28日、2026年第7回理事会が行われ、メディアブリーフィングが行われた。
8月7日に新シーズンの開幕を迎えるJリーグ。欧州の主要リーグなど、世界基準に合わせ、8月開幕、5月閉幕へとシーズン移行を果たす。
およそ半年間にわたる特別大会(百年構想リーグ)を終えた中、FIFAワールドカップ2026も終了。新たなスタートを切る中で、野々村芳和チェアマンは「ワールドカップを終えて、代表選手たちが『日本サッカーがもっと国内に浸透して、いろんな意味で文化になっていってほしい、行かないといけないよね』というようなコメントをしてくれたみたいですけれど、やっぱりJリーグとしては、その部分をしっかりと担っていけるように。世界のトップ水準がJリーグの当たり前になって、いろんな選手・関係者から選ばれるリーグになっていくようにという思いをしっかりと持った上で、新しいシーズンを迎えていきたいなと思っています」と、新たなシーズンに向けた想いを語った。

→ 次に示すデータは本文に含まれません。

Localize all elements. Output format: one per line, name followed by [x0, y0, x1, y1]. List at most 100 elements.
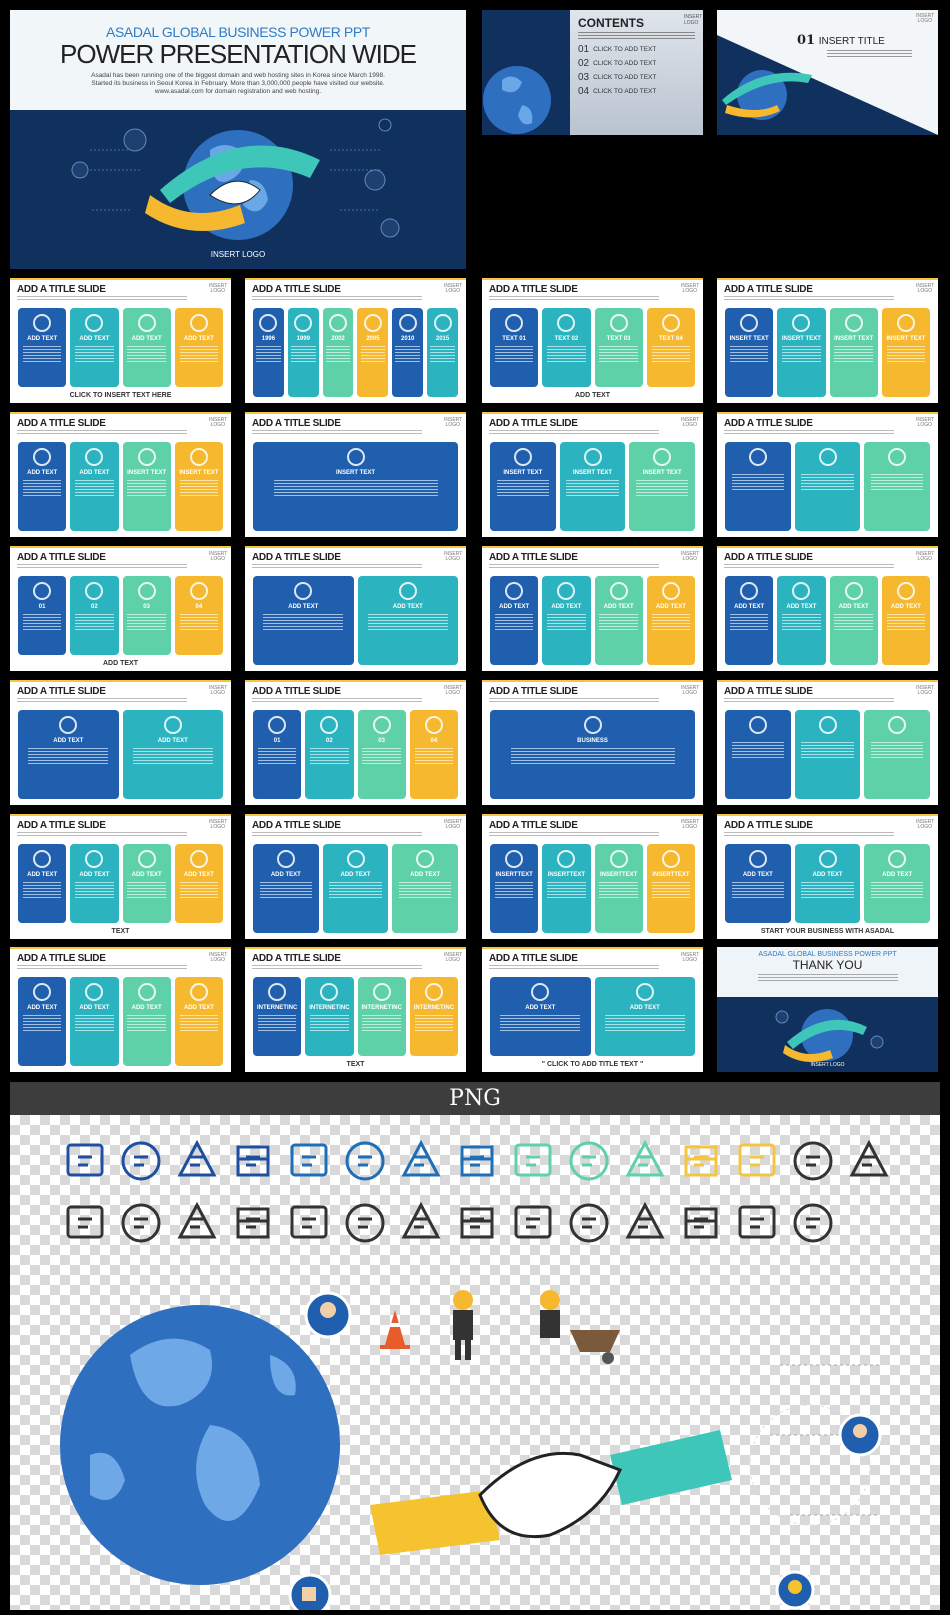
section-number: 01: [797, 33, 816, 48]
content-slide[interactable]: ADD A TITLE SLIDEINSERT LOGOADD TEXTADD …: [482, 947, 703, 1072]
content-slide[interactable]: ADD A TITLE SLIDE INSERT LOGO: [717, 680, 938, 805]
diagram-label: TEXT 04: [659, 336, 683, 342]
content-slide[interactable]: ADD A TITLE SLIDEINSERT LOGOADD TEXTADD …: [717, 814, 938, 939]
diagram-text-lines: [566, 480, 619, 496]
content-slide[interactable]: ADD A TITLE SLIDEINSERT LOGOADD TEXTADD …: [10, 412, 231, 537]
content-slide[interactable]: ADD A TITLE SLIDEINSERT LOGOADD TEXTADD …: [245, 546, 466, 671]
title-slide[interactable]: ASADAL GLOBAL BUSINESS POWER PPT POWER P…: [10, 10, 466, 269]
content-slide[interactable]: ADD A TITLE SLIDEINSERT LOGOADD TEXTADD …: [482, 546, 703, 671]
diagram-block: [794, 442, 861, 531]
thank-you-slide[interactable]: ASADAL GLOBAL BUSINESS POWER PPT THANK Y…: [717, 947, 938, 1072]
logo-placeholder: INSERT LOGO: [209, 283, 228, 294]
content-slide[interactable]: ADD A TITLE SLIDE INSERT LOGO 01 02 03 04: [245, 680, 466, 805]
diagram-block: ADD TEXT: [322, 844, 389, 933]
diagram-block: ADD TEXT: [18, 308, 67, 387]
content-slide[interactable]: ADD A TITLE SLIDE INSERT LOGO INTERNETINC I…: [245, 947, 466, 1072]
diagram-label: ADD TEXT: [890, 604, 921, 610]
diagram-icon: [609, 582, 628, 600]
contents-item[interactable]: 03 CLICK TO ADD TEXT: [578, 72, 695, 83]
diagram-label: INSERT TEXT: [642, 470, 682, 476]
diagram-block: 03: [357, 710, 406, 799]
slide-title: ADD A TITLE SLIDE: [724, 686, 813, 697]
content-slide[interactable]: ADD A TITLE SLIDE INSERT LOGO INSERT TEXT I…: [717, 278, 938, 403]
contents-item[interactable]: 04 CLICK TO ADD TEXT: [578, 86, 695, 97]
content-slide[interactable]: ADD A TITLE SLIDE INSERT LOGO INSERTTEXT IN…: [482, 814, 703, 939]
diagram-label: ADD TEXT: [27, 470, 58, 476]
content-slide[interactable]: ADD A TITLE SLIDE INSERT LOGO TEXT 01 TEXT …: [482, 278, 703, 403]
diagram-text-lines: [179, 882, 219, 898]
content-slide[interactable]: ADD A TITLE SLIDE INSERT LOGO INSERT TEXT: [245, 412, 466, 537]
contents-item[interactable]: 01 CLICK TO ADD TEXT: [578, 44, 695, 55]
section-title-slide[interactable]: 01 INSERT TITLE INSERT LOGO: [717, 10, 938, 135]
diagram-label: 01: [273, 738, 281, 744]
content-slide[interactable]: ADD A TITLE SLIDE INSERT LOGO 01 02 03 04 ADD …: [10, 546, 231, 671]
diagram-text-lines: [870, 742, 924, 758]
diagram-label: ADD TEXT: [786, 604, 817, 610]
globe-icon: [60, 1305, 340, 1585]
diagram-icon: [189, 582, 208, 600]
diagram-text-lines: [360, 346, 386, 362]
diagram-label: ADD TEXT: [882, 872, 913, 878]
slide-caption: CLICK TO INSERT TEXT HERE: [69, 392, 172, 399]
content-slide[interactable]: ADD A TITLE SLIDE INSERT LOGO 1996 1999 2002…: [245, 278, 466, 403]
logo-placeholder: INSERT LOGO: [209, 952, 228, 963]
plug-icon: [738, 1205, 776, 1239]
diagram-text-lines: [22, 346, 62, 362]
diagram-block: ADD TEXT: [18, 977, 67, 1066]
content-slide[interactable]: ADD A TITLE SLIDE INSERT LOGO BUSINESS: [482, 680, 703, 805]
diagram-block: 1996: [253, 308, 284, 397]
content-slide[interactable]: ADD A TITLE SLIDEINSERT LOGOADD TEXTADD …: [245, 814, 466, 939]
diagram-text-lines: [22, 614, 62, 630]
logo-placeholder: INSERT LOGO: [916, 551, 935, 562]
diagram-block: ADD TEXT: [18, 844, 67, 923]
diagram-label: ADD TEXT: [525, 1005, 556, 1011]
diagram-text-lines: [310, 748, 349, 764]
logo-placeholder: INSERT LOGO: [681, 819, 700, 830]
diagram-icon: [818, 850, 837, 868]
content-slide[interactable]: ADD A TITLE SLIDEINSERT LOGOADD TEXTADD …: [10, 947, 231, 1072]
content-slide[interactable]: ADD A TITLE SLIDEINSERT LOGOADD TEXTADD …: [10, 814, 231, 939]
diagram-block: 03: [122, 576, 171, 655]
contents-slide[interactable]: CONTENTS INSERT LOGO 01 CLICK TO ADD TEXT…: [482, 10, 703, 135]
section-title: INSERT TITLE: [818, 36, 885, 47]
avatar-woman-icon: [304, 1291, 352, 1339]
drop-icon: [460, 1145, 494, 1177]
logo-placeholder: INSERT LOGO: [444, 283, 463, 294]
diagram-label: ADD TEXT: [340, 872, 371, 878]
content-slide[interactable]: ADD A TITLE SLIDEINSERT LOGOADD TEXTADD …: [717, 546, 938, 671]
content-slide[interactable]: ADD A TITLE SLIDE INSERT LOGO: [717, 412, 938, 537]
content-slide[interactable]: ADD A TITLE SLIDE INSERT LOGO INSERT TEXT I…: [482, 412, 703, 537]
diagram-label: TEXT 01: [502, 336, 526, 342]
diagram-block: ADD TEXT: [253, 576, 354, 665]
diagram-block: 02: [70, 576, 119, 655]
diagram-icon: [398, 314, 417, 332]
diagram-text-lines: [179, 614, 219, 630]
contents-item-number: 04: [578, 86, 590, 97]
slide-title: ADD A TITLE SLIDE: [252, 820, 341, 831]
diagram-text-lines: [75, 1015, 114, 1031]
slide-diagram: INSERT TEXT INSERT TEXT INSERT TEXT: [490, 442, 696, 531]
content-slide[interactable]: ADD A TITLE SLIDEINSERT LOGOADD TEXTADD …: [10, 278, 231, 403]
diagram-icon: [85, 582, 104, 600]
slide-title: ADD A TITLE SLIDE: [252, 953, 341, 964]
logo-placeholder: INSERT LOGO: [444, 417, 463, 428]
slide-subtext: [489, 296, 659, 302]
contents-item[interactable]: 02 CLICK TO ADD TEXT: [578, 58, 695, 69]
pin-icon: [625, 1139, 665, 1177]
slide-title: ADD A TITLE SLIDE: [17, 820, 106, 831]
diagram-label: 2002: [331, 336, 345, 342]
logo-placeholder: INSERT LOGO: [209, 417, 228, 428]
monitor-chart-icon: [345, 1141, 385, 1181]
diagram-label: ADD TEXT: [603, 604, 634, 610]
diagram-icon: [748, 448, 767, 466]
diagram-icon: [33, 314, 52, 332]
slide-diagram: ADD TEXT ADD TEXT: [18, 710, 223, 799]
diagram-block: 2002: [322, 308, 354, 397]
slide-title: ADD A TITLE SLIDE: [489, 686, 578, 697]
slide-subtext: [252, 564, 422, 570]
content-slide[interactable]: ADD A TITLE SLIDEINSERT LOGOADD TEXTADD …: [10, 680, 231, 805]
logo-placeholder: INSERT LOGO: [444, 819, 463, 830]
slide-diagram: [725, 442, 931, 531]
contents-item-label: CLICK TO ADD TEXT: [593, 74, 657, 81]
contents-item-label: CLICK TO ADD TEXT: [593, 60, 657, 67]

新シーズンに向かうにあたり、JリーグとしてはJリーグのフォーラムをオーストリアのザルツブルクで行ったとのこと。ヨーロッパでキャンプを張っていたJリーグクラブなど12クラブの他、欧州5大リーグを含めた26クラブが参加。総勢6〜80名の関係者が集まり、Jリーグが目指す世界観を伝えたという。
ちょうどワールドカップの準決勝が行われるタイミングでもあったため、Jリーグのクラブ関係者とヨーロッパのクラブ関係者がいろいろな話をしながら観戦したとのこと。野々村チェアマンは「僕たちがやりたいことを伝えることも重要ですが、Jリーグのクラブ関係者がヨーロッパのクラブ関係者とダイレクトにコミュニケーションを取れる場がなかったので、多くの人たちにその機会を与えられたことは良かった」と、一定の手応えを口にした。
ヨーロッパのクラブからの関心もやはり高まっていると感じたとし、「日本人選手のクオリティもはっきりと分かってきていて、リーグに対する関心の高さもあるなということは感じました」とコメント。Uー21リーグがスタートすることも知っていたとし、「狙ってるんだな」と若い選手たちの動向や成長も欧州クラブはチェックしていると明かした。
いよいよ開幕を迎える新たなJリーグ。「ここ数年間のJリーグを振り返っておくことは大切」と語った野々村チェアマンは、「入場者は3シーズン連続で増えていて、過去最高を更新している」と、入場者数は増加傾向にあるとのこと。また「4年前からローカルでの露出を増やすための投資をしていましたが、4年間で640%の露出増隣、普段の生活の中でサッカーを目にする時間が増えているということ」と、各地域でも露出が増えていると報告した。また、「リーグ・クラブの売り上げも初めて2100億円を超えて、100億円超えたクラブも複数出ているということがあります」と、クラブの売上規模も増えている状況であるとした。
野々村チェアマンは「リーグとクラブで一緒になっていろんな努力をすることで、次のステージに向かっていく準備はしっかりとできたのかなと。トップレベルに近づいていけるように、努力していきたい」と、新たな形で生まれ変わるリーグでも、しっかりと準備をしていきたいとした。